Speaking before a state conference for fundraising held last week, Ms Smith said WA’s isolation from the rest of the nation helped fundraisers connect with supporters, particularly on issues that held a local connection.
“There are a lot of causes for a smaller population, but generally I think people are happy to support their local charity,” she said.
Ms Smith said fundraisers were learning new and creative ways to reach people, particularly through social media, but the emphasis was still on communicating what charities could achieve with support.
“Interestingly, I don’t think fundraising opportunities are drying up,” she said.
“When it comes to the practice of fundraising, Australian fundraisers are outstanding. We do as well as the Americans, but for pieces of a much smaller pie of philanthropy, generally.”

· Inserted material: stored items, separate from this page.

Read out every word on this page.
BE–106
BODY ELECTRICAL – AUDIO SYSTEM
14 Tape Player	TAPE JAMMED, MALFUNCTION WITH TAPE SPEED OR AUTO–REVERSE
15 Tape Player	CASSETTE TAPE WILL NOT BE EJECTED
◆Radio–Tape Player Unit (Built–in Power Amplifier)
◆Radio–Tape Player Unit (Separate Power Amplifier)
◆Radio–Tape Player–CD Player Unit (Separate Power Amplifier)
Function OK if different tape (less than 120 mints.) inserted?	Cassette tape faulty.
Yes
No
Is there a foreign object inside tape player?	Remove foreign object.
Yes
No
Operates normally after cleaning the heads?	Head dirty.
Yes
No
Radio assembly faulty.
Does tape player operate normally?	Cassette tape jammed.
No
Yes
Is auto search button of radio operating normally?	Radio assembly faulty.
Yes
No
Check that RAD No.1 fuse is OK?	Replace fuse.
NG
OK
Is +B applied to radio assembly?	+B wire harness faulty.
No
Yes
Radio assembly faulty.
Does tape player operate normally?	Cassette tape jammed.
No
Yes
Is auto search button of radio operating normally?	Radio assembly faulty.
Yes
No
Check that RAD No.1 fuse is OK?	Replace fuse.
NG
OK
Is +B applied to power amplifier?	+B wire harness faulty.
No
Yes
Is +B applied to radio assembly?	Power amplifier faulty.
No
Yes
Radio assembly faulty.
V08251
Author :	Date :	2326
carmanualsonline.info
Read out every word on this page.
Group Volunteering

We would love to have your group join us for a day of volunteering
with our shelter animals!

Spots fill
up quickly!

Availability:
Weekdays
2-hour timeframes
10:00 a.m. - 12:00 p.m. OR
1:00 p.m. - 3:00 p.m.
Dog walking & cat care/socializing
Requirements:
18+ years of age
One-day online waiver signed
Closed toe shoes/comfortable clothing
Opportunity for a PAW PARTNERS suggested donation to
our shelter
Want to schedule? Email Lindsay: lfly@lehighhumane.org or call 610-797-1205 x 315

Keynote speaker at the WA fundraising conference, and founder of ABN Group’s charitable foundation, Dale Alcock, told Business News that while his organisation preferred to support the not-for-profit sector through a range of partnerships, he had learned that fundraising was more appropriate in certain situations.

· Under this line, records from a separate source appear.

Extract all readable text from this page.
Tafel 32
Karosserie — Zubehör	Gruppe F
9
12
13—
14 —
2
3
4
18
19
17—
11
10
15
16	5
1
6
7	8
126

“The ABN Foundation does not generally get involved in fundraising, however, we have had several occasions where there have been major events, such as tsunamis or fires, and we have matched our staff and their families’ donations dollar for dollar, which has resulted in substantial donations being made,” Mr Alcock said.
One example of this was after Typhoon Haiyan, which had directly affected the families of some of the group’s Filipino staff. ABN Foundation matched donations and provided $100,000 to the Red Cross Philippines 2013 typhoon appeal, Mr Alcock said.
Ms Smith said as more organisations competed for the same amount of dollars amid slowing economic conditions, particularly from the decline in mining revenue, fundraisers in WA were counteracting this with better communication about charitable activities.
“Brand awareness is critical,” she said.
“The good (news) is that WA people, per capita, are more generous. They are still happy to donate, but are looking into who they are donating to more seriously.
“They also expect to see the results and the impact their donation has made.”